» The Montluc Prize themes of resistance and freedom are at the heart of the Tibetan political struggle. How wonderful that Tsering Dondrup’s novel Tempête rouge (Rlung dmar ‘ur ‘ur) is now accessible to French readers. May they be inspired in their reading! My commendations to the prize committee for an excellent choice! » Carole MacGranahan, professeure d’anthropologie culturelle à l’université de Boulder, Colorado
Discours de Françoise Robin, traductrice :
Tsering Dondrup partage au moins deux points communs avec le lauréat du prix Résistance et liberté de l’an dernier, le Kurde S. Demirtas. D’une part, ni l’un ni l’autre n’ont de pays dont ils peuvent se dire pleinement ressortissants, ce qui a un fort impact sur leur vie et, plus largement, sur leur œuvre. Le Kurdistan est écarté entre 5 pays différents, et le Tibet a été « incorporé » à la République populaire de Chine il y a plus de soixante ans. Tempête Rouge narre d’ailleurs sous forme romanesque, sur le mode tragicomique, cette « incorporation », du point de vue tibétain. L’autre point commun de ces deux auteurs est que ni l’un ni l’autre n’ont pu se déplacer pour recevoir leur prix. S. Demirtas était et est toujours emprisonné. Tsering Dondrup, lui, n’est pas à proprement parler incarcéré. S’il peut se déplacer sur le territoire chinois, les autorités refusent de lui délivrer un passeport, depuis justement la publication de Tempête Rouge. On doit d’ailleurs accorder au gouvernement chinois et au Parti Communiste Chinois et à son appareil de surveillance sophistiqué et omniprésent le mérite d’avoir les premiers reconnu les qualités de Tempête rouge. En interdisant rapidement ce roman de 300 pages, ont-ils fait autre chose que de signaler tout son intérêt historique ? Comme souvent dans les régimes dictatoriaux, la censure agit comme caisse de résonance à ce qu’elle a pour but de faire taire.

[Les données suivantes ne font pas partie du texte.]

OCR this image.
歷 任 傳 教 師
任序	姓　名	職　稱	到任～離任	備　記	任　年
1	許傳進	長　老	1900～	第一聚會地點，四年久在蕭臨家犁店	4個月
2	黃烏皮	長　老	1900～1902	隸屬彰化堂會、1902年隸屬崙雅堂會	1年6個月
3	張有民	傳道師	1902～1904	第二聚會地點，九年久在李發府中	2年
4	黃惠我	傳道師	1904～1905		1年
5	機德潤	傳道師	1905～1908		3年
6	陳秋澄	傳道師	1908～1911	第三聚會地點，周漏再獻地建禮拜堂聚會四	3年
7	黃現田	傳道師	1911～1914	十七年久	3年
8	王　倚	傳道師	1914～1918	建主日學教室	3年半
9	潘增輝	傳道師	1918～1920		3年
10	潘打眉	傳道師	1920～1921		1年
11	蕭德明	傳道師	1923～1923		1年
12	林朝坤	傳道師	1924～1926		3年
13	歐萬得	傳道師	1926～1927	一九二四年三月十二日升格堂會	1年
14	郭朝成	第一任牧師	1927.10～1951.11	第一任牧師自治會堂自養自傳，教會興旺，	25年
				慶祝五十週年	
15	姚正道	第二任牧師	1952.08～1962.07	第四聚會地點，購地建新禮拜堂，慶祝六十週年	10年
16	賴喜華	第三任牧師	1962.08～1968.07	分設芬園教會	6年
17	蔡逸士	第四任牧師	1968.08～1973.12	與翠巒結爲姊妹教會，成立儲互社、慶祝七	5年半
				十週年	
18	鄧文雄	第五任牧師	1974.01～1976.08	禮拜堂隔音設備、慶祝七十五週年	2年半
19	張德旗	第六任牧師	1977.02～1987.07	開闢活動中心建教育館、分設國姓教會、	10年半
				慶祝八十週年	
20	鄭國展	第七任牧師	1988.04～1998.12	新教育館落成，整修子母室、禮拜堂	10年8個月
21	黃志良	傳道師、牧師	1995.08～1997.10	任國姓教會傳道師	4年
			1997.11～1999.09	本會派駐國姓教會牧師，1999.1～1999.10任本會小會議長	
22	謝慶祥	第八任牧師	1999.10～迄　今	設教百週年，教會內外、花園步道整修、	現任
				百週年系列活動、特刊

Non contente d’avoir du flair, cette censure se distingue par son efficacité. Aussi, je ne peux même pas vous lire un message de la part de Tsering Dondrup. En effet, en République Populaire de Chine, ce livre a été simplement effacé. Il ne peut être cité dans les anthologies de l’auteur, ni dans les études qui lui sont consacrées. Je ne peux même pas le mentionner dans mes communications à distance avec lui. Tsering Dondrup ignore à ce jour que qu’il a reçu le prix Montluc dont le complément du nom, « Résistance et liberté », est déjà trop subversif pour être mentionné sur les réseaux sociaux.
On sait qu’il n’est pas pertinent, utile ou judicieux de mettre en concurrence les oppressions. Je ne vais donc pas prétendre que Tsering Dondrup mérite « plus » ce prix qu’un autre écrivain, sous prétexte qu’il a payé son audace pour avoir abordé pour la seule fois dans l’histoire de la littérature tibétaine, les années 1950 et la perte d’indépendance du Tibet, et qu’il paye toujours le prix de son courage littéraire. Mais il mérite ce prix, c’est certain, et je vous remercie du fond du cœur d’avoir été sensibles à son propos, son écriture et son audace. Tsering Dondrup est un vieil et cher ami depuis près de vingt ans. Je ne pense pas usurper sa parole en disant à sa place que l’obtention d’un prix si prestigieux et dont les maîtres mots sont ceux de « ‘résistance » et « liberté », est un couronnement rêvé pour Tempête rouge. Puisse cette récompense être comme une stèle à la mémoire des dizaines, des centaines de milliers des Tibétains toujours anonymes, victimes d’un pan de l’histoire dont l’évocation reste encore interdite par le pouvoir chinois, soixante ans après les faits.
Discours de Françoise Robin, traductrice de Tempête rouge, de Tsering Dondrup, pour la remise du prix littéraire Montluc Résistance et Liberté, le 4 mars 2020.